Amplifier Gain, amplifier gain

[therocks]

hello,
would like some help with the following question.

an amplifier with a gain of 8 has 10% of its output fed back to the input. Determine the gain of the stage with a) negative feedback and positive feedback.

ive read my books and cant seem to shed any light on where to start with this. can someone please point me in the right direction.
thanks keith

[mr_homm]

You just have to think about what the amplifier does: it takes whatever is fed into it and multiplies that by 8 to generate its output. Let's say the input is x. Then with no feedback, the output is y = 8x.

With negative feedback, the output is subtracted from x and then fed in as the input. This means that if the output is y, then the input is x-y. But then that gets multiplied by 8, so the output is 8(x-y). But that must be the output you started with, which is y. This gives the equation 8(x-y) = y. Solving for y gives 8x = 9y, i.e. y = 8/9 * x. This means that the gain (defined as the final output y over the original input x)is now 8/9 instead of 8.

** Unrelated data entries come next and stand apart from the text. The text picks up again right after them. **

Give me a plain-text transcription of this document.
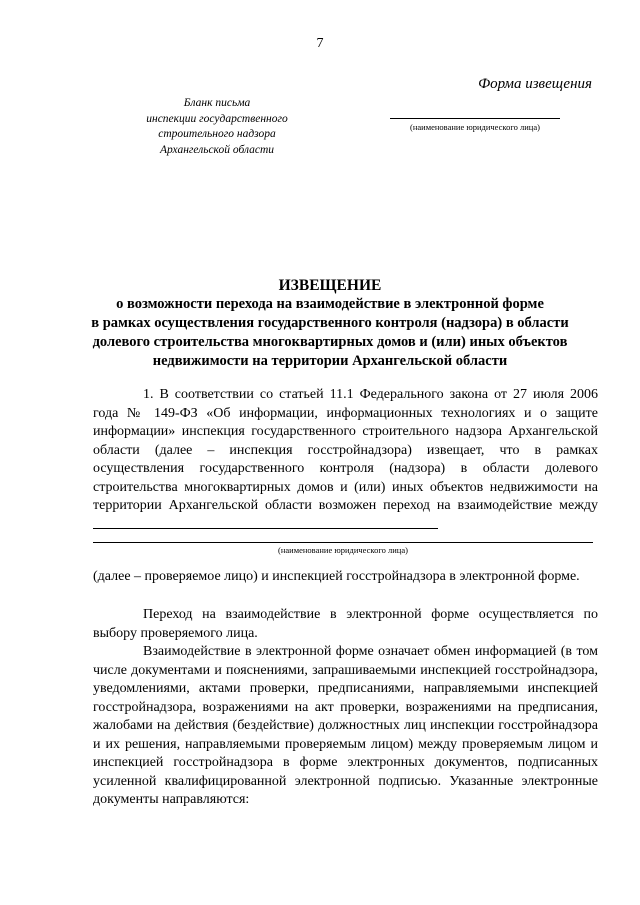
7
Форма извещения
Бланк письма
инспекции государственного
строительного надзора
Архангельской области
(наименование юридического лица)
ИЗВЕЩЕНИЕ
о возможности перехода на взаимодействие в электронной форме
в рамках осуществления государственного контроля (надзора) в области
долевого строительства многоквартирных домов и (или) иных объектов
недвижимости на территории Архангельской области
1. В соответствии со статьей 11.1 Федерального закона от 27 июля 2006 года № 149-ФЗ «Об информации, информационных технологиях и о защите информации» инспекция государственного строительного надзора Архангельской области (далее – инспекция госстройнадзора) извещает, что в рамках осуществления государственного контроля (надзора) в области долевого строительства многоквартирных домов и (или) иных объектов недвижимости на территории Архангельской области возможен переход на взаимодействие между
(наименование юридического лица)
(далее – проверяемое лицо) и инспекцией госстройнадзора в электронной форме.
Переход на взаимодействие в электронной форме осуществляется по выбору проверяемого лица.
Взаимодействие в электронной форме означает обмен информацией (в том числе документами и пояснениями, запрашиваемыми инспекцией госстройнадзора, уведомлениями, актами проверки, предписаниями, направляемыми инспекцией госстройнадзора, возражениями на акт проверки, возражениями на предписания, жалобами на действия (бездействие) должностных лиц инспекции госстройнадзора и их решения, направляемыми проверяемым лицом) между проверяемым лицом и инспекцией госстройнадзора в форме электронных документов, подписанных усиленной квалифицированной электронной подписью. Указанные электронные документы направляются:
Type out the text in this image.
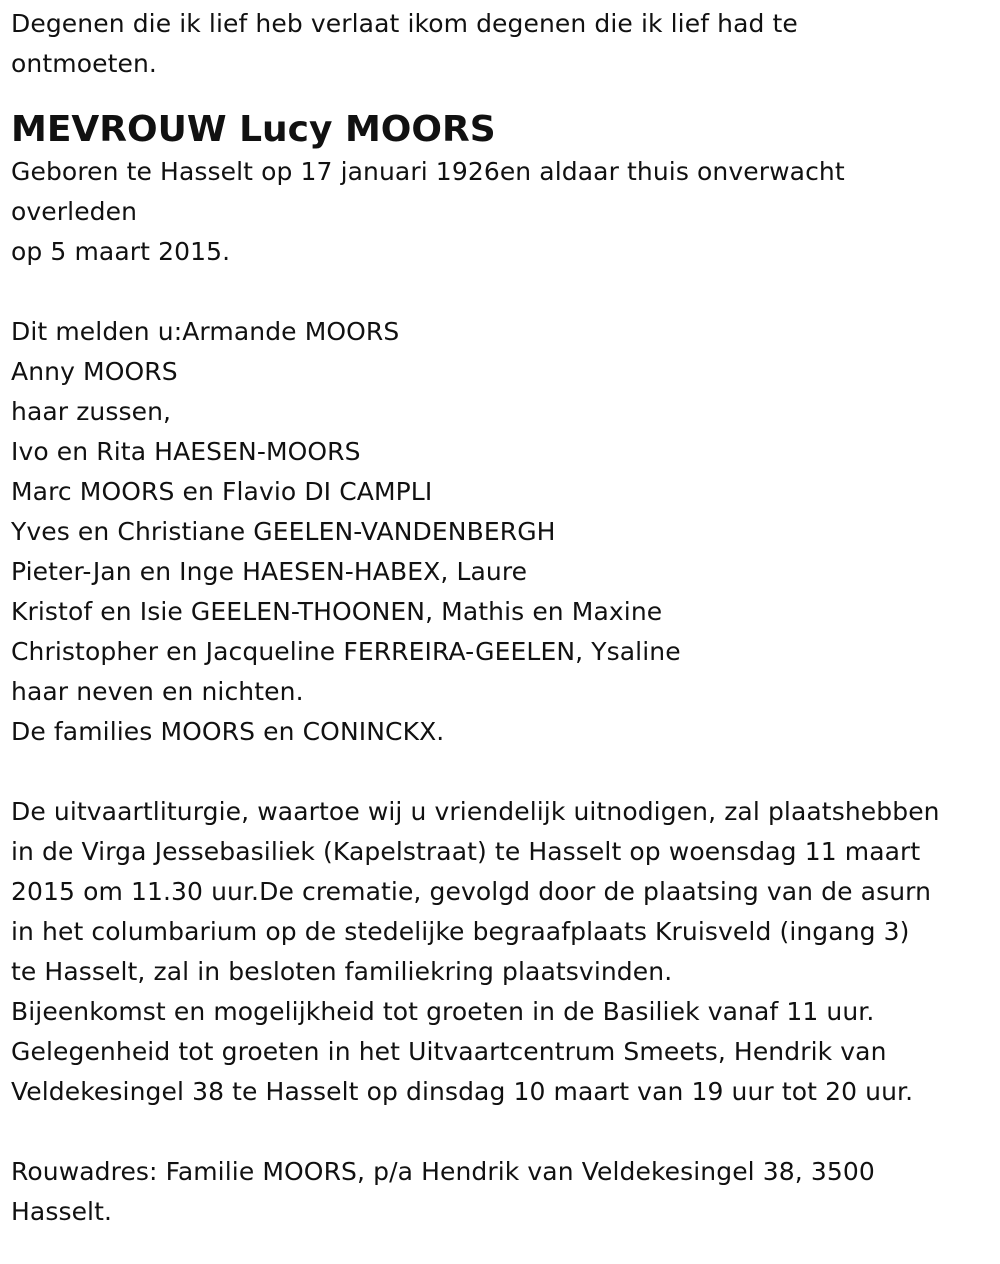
Degenen die ik lief heb verlaat ikom degenen die ik lief had te
ontmoeten.
MEVROUW Lucy MOORS
Geboren te Hasselt op 17 januari 1926en aldaar thuis onverwacht
overleden
op 5 maart 2015.
Dit melden u:Armande MOORS
Anny MOORS
haar zussen,
Ivo en Rita HAESEN-MOORS
Marc MOORS en Flavio DI CAMPLI
Yves en Christiane GEELEN-VANDENBERGH
Pieter-Jan en Inge HAESEN-HABEX, Laure
Kristof en Isie GEELEN-THOONEN, Mathis en Maxine
Christopher en Jacqueline FERREIRA-GEELEN, Ysaline
haar neven en nichten.
De families MOORS en CONINCKX.
De uitvaartliturgie, waartoe wij u vriendelijk uitnodigen, zal plaatshebben
in de Virga Jessebasiliek (Kapelstraat) te Hasselt op woensdag 11 maart
2015 om 11.30 uur.De crematie, gevolgd door de plaatsing van de asurn
in het columbarium op de stedelijke begraafplaats Kruisveld (ingang 3)
te Hasselt, zal in besloten familiekring plaatsvinden.
Bijeenkomst en mogelijkheid tot groeten in de Basiliek vanaf 11 uur.
Gelegenheid tot groeten in het Uitvaartcentrum Smeets, Hendrik van
Veldekesingel 38 te Hasselt op dinsdag 10 maart van 19 uur tot 20 uur.
Rouwadres: Familie MOORS, p/a Hendrik van Veldekesingel 38, 3500
Hasselt.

With positive feedback, it's the same, but you get 8(x+y) = y, so 8x = -7y, so y = -8/7 * x, for a gain of -8/7. The - sign means that if x is a sine wave, then y is down when x is up.

Hope that helps!

--Stuart Anderson

[meBigGuy]

I get different numbers. Am I missing something?

Input = I
Output = O
Gain = 8

Negative feedback of 10% (subtract 10% of output from input)
O = 8(I - .1O) which gives O = 8I - .8O which gives 1.8O = 8I

Effective gain = O/I = 8/1.8 = 4.44444...

Checking, with 1V in, and 4.44... out
1 - .444... = .55... * 8 = 4.444...

With positive feedback

O= 8(I+.1O) = 8I +.8O which gives 0.2O = 8I

Effective gain = O/I = 8/.2 = 40

[mr_homm]

No! I was missing something. I was too busy explaining the idea and forgot to put the 10% factor in. Your numbers are correct.

The general formula, with a feedback factor f and gain G is:

y = G(x + f*y) = Gx + Gfy, so y - Gfy = Gx, so (1-Gf)y = Gx. This gives the effective gain g = y/x = G/(1-fG). Positive feedback occurs when f>0, negative when f<0. As you can see, negative f reduces the gain, small positive f increases it, but when f = 1/G, the gain goes to infinity. Larger positive f than that actually causes the sign of g to reverse and the magnitude to decrease again.

Hope that helps, and sorry for the error!

--Stuart Anderson